Widening Waistlines: America's War on Childhood Obesity
Childhood obesity is a serious health issue for 13.7 million children in the U.S.1 The rate of childhood obesity has more than tripled since 1980, while adult obesity rates have more than doubled.2 Research studies in 2016 revealed that 18.5% of American children ages 2 to 19 are considered obese.1
What Is Childhood Obesity?
Childhood obesity refers to children whose body mass index (BMI) is higher than 95%. A child’s BMI is determined according to their age, height, and weight. When the BMI is in the 50th percentile, a child is in the average range and does not have weight issues. A BMI between the 85th and 95th percentiles means that the child is overweight (but not obese).3
How Nurses Are Joining the Fight Against Childhood Obesity
Every day, nurses are on the front lines of the childhood obesity epidemic. They witness the alarming effects of childhood obesity as they treat children in emergency rooms, primary care and pediatrician offices, schools, and other environments. They examine children with breathing problems like sleep apnea and asthma, allergies, high blood pressure, high cholesterol, diabetes, joint pain, musculoskeletal discomfort, anxiety, and depression.

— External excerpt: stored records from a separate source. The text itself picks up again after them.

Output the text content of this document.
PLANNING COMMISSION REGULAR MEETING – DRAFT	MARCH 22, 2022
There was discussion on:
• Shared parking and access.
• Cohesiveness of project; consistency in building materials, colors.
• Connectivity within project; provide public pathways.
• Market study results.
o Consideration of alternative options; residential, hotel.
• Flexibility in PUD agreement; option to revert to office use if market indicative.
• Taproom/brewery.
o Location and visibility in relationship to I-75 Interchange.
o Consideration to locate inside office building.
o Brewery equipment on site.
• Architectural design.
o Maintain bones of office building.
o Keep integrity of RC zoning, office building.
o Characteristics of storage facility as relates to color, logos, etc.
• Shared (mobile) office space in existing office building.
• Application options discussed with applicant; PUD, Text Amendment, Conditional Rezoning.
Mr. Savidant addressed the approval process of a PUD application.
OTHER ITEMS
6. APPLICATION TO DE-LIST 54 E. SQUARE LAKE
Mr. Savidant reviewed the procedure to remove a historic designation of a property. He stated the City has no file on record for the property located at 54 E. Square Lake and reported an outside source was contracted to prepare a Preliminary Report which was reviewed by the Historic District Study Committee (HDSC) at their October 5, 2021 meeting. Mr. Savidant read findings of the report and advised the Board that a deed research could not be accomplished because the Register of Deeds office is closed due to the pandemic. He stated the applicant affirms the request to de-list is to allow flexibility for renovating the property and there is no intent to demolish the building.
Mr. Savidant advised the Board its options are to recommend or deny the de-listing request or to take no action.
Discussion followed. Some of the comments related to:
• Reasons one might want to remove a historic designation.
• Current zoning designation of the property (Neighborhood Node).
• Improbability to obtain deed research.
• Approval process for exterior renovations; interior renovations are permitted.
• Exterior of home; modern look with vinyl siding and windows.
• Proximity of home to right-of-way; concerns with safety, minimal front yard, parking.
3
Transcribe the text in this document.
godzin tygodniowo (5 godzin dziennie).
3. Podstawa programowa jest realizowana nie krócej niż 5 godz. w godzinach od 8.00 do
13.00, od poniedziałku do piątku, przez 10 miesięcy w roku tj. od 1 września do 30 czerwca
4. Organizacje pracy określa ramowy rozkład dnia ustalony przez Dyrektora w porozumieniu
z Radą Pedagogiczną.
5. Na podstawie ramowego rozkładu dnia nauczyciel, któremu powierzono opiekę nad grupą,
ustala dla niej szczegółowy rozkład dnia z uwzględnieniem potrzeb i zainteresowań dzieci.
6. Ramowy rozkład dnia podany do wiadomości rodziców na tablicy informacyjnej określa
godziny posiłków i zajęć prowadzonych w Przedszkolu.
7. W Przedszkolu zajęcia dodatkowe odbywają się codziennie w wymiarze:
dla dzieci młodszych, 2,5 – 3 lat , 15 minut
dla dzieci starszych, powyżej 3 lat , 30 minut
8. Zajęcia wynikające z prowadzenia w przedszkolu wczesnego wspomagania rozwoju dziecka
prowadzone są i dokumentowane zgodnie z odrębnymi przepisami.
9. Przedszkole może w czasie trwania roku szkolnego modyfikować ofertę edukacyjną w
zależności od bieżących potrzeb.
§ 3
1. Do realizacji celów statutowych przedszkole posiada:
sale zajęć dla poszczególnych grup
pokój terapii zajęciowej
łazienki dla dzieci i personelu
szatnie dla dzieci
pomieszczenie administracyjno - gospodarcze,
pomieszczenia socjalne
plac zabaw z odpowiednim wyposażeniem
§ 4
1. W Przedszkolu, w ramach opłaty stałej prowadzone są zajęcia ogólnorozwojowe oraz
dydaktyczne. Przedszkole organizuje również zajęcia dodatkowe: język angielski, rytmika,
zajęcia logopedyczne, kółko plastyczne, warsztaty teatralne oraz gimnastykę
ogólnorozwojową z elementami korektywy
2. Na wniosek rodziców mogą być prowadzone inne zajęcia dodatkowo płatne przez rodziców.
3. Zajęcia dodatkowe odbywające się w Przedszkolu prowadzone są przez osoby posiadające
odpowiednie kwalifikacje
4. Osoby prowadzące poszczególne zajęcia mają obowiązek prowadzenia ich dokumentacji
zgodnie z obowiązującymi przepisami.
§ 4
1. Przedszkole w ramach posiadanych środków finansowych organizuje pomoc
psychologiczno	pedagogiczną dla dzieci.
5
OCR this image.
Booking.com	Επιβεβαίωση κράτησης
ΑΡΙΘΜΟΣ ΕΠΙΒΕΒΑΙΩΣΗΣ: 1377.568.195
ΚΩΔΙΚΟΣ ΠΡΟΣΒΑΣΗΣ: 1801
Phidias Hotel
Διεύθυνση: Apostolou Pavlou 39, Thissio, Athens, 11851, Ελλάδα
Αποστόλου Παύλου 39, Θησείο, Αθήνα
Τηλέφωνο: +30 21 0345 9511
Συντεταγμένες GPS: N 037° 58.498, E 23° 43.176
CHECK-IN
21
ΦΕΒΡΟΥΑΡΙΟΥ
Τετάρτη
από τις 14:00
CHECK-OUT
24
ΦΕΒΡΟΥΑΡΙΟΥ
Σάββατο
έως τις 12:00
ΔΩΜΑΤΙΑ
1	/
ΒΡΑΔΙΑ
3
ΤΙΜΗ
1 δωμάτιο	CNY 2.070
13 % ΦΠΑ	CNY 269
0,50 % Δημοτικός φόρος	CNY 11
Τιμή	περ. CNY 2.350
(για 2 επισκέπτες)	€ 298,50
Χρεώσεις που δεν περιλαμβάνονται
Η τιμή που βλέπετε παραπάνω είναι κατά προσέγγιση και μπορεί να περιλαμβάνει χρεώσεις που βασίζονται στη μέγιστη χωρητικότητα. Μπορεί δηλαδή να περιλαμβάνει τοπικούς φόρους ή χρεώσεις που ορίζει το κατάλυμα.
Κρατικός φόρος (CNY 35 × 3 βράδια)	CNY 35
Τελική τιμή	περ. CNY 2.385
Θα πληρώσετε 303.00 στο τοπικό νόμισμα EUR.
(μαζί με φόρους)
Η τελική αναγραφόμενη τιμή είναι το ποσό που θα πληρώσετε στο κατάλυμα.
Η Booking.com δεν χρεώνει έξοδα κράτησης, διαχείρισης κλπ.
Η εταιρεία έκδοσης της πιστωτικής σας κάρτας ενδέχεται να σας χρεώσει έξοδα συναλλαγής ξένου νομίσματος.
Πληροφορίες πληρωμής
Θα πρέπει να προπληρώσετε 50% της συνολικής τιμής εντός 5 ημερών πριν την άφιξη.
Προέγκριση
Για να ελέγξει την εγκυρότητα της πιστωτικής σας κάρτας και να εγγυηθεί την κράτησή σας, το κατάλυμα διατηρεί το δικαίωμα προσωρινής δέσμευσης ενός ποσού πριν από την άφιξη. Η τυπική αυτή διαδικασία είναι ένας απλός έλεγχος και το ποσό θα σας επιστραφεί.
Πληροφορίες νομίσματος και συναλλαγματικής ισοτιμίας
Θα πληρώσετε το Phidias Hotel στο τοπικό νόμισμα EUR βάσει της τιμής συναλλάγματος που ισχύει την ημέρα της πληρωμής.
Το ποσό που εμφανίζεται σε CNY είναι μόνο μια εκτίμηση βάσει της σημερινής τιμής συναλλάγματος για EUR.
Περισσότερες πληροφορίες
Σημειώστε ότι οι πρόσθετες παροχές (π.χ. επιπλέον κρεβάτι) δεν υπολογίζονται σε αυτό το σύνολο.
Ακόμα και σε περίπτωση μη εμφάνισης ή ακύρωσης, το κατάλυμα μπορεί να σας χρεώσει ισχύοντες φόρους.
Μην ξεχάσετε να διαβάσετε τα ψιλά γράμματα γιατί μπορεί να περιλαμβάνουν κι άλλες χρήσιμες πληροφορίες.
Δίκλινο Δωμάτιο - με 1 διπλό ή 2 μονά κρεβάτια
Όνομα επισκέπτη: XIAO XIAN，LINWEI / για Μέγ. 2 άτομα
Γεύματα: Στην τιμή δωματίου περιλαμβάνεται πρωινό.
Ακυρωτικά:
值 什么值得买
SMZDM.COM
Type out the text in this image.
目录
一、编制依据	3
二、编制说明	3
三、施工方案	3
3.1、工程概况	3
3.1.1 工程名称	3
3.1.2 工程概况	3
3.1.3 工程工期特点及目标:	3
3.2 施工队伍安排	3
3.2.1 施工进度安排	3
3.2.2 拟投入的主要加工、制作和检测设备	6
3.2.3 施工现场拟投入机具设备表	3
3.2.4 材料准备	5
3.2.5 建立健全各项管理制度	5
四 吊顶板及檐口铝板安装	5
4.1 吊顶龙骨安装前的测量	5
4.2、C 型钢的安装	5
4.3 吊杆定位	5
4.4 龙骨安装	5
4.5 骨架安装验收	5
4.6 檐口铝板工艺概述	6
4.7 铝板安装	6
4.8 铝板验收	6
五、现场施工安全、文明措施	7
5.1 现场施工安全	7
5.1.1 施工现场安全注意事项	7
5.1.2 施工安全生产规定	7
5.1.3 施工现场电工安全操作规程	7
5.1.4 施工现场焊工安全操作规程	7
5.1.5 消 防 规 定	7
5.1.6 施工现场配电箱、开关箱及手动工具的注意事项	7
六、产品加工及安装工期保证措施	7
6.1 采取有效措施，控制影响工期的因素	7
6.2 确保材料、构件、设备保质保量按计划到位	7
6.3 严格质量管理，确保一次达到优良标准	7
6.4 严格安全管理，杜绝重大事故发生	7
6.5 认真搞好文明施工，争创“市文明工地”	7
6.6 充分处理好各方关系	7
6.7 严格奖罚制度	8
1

Educating Parents and Children
In both traditional and online nursing degree programs, students learn the fundamental idea that they can be preventative care practitioners. Nurses are among the most trusted healthcare professionals in the medical field, so they can have a tremendous impact when they communicate the importance of healthy habits to young patients and their parents—whether they communicate information about healthy nutrition or the power of physical activity and exercise.4
Advocating for Positive Change
Nurses can make a powerful difference on a broader scale as well. The American Nurses Association (ANA) says, “Planning strategies and actions to prevent childhood obesity in our communities and throughout the population will require attention to policy and advocacy. We need to find ways to expand our ability as nurses to advocate for policies at the local, state, and national level that change conditions in society. These changes, including regulatory action, should be designed so that children and their parents can make healthier choices about nutrition and physical activity.” Nurses are also helping parents and other adults understand how important it is to be positive role models for children by improving their own eating habits and increasing their own level of physical activity.5
Joining Forces With Others
Nurses can find strength in numbers as they join various organizations in the fight against childhood obesity. The ANA and other groups are active partners with the White House in supporting First Lady Michelle Obama’s “Let’s Move!” initiative, dedicated to reversing the obesity epidemic. Childhood obesity is a complex problem with multiple risk factors. It will take the collaborative efforts of parents, schools, communities, industries, businesses, and healthcare providers to create hard-fought victories for American children.